The Band

Fifty years ago this week The Band released their second album, simply titled The Band. It has several songs that are classic rock staples, as well as a vibe of roots music. Robbie Robertson wrote or co-wrote all of the songs, but they all feel like they could have been written one hundred years before.

Listening to the album, I found I liked the songs I had heard before, but those I was unfamiliar with I didn't care for. Some of them, like "Jawbone," seem unfinished (perhaps because it's in 6/4 time, I found it difficult to listen to). But the four or five songs that are well known are that way for a reason.
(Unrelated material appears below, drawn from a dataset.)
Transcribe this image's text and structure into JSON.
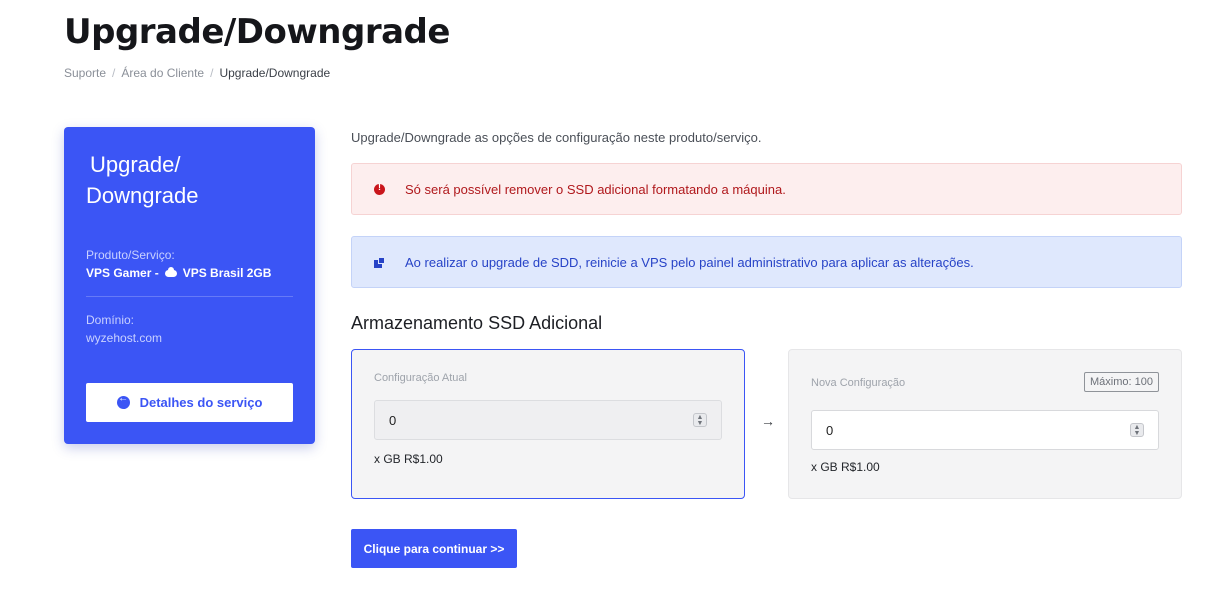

"Up On Cripple Creek" has our singer headed down to Louisiana to visit a woman who sounds like the woman every man should have:

"Up on Cripple Creek she sends me
If I spring a leak she mends me
I don't have to speak, she defends me
A drunkard's dream if I ever did see one"

In "King Harvest (Has Surely Come)," we hear the stirrings of a farmer's labor movement:

"Corn in the fields.
Listen to the rice when the wind blows 'cross the water,
King Harvest has surely come
I work for the union 'cause she's so good to me;
And I'm bound to come out on top,
That's where she said I should be I will hear every word the boss may say,
For he's the one who hands me down my pay
Looks like this time I'm gonna get to stay,
I'm a union man, now, all the way"

By far my favorite song on the record is the classic "The Night They Drove Old Dixie Down," sung by Levon Helm. It is an empathetic look at the South during the Civil War, which is a tough trick to play. Thought it cottons to the romantic, "Lost Cause" attitude about the war, I find the story, told by Virgil Caine, to be a compelling one. He's not interested in slavery, he's just trying to stay alive.
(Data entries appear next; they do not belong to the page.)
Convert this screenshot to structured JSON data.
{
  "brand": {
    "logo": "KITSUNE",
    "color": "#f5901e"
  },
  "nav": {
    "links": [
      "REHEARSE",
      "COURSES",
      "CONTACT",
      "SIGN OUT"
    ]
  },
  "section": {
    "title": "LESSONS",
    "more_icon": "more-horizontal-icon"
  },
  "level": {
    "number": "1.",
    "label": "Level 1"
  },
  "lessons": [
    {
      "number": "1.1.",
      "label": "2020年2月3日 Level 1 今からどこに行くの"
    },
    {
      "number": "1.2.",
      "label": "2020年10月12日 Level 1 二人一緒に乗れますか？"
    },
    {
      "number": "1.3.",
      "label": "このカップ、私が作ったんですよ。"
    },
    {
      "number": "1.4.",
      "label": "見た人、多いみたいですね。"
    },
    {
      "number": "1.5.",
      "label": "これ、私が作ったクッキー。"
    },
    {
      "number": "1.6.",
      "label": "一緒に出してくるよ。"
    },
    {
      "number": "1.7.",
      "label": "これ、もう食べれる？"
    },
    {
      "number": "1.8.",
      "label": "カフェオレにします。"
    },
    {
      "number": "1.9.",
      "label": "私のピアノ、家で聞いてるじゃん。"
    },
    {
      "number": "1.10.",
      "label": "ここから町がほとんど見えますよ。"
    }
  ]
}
"Like my father before me I will work the land
And like my brother above me
Who took a rebel stand
He was just 18, proud and brave
But a Yankee laid him in his grave
I swear by the mud below my feet
You can't raise a Caine back up
When he's in defeat"

I hear this on the radio all the time and turn it up every time I do. Everything about it is perfect, from the old-timey piano sound to Helm's plaintive voice. I'm not one to celebrate the Confederacy or its soldiers, but it is a reminder that it is estimated that less than one percent of Confederate citizens owned slaves.

What's kind of amazing is that Robertson, a Canadian, was able to write an album that tapped into the American psyche.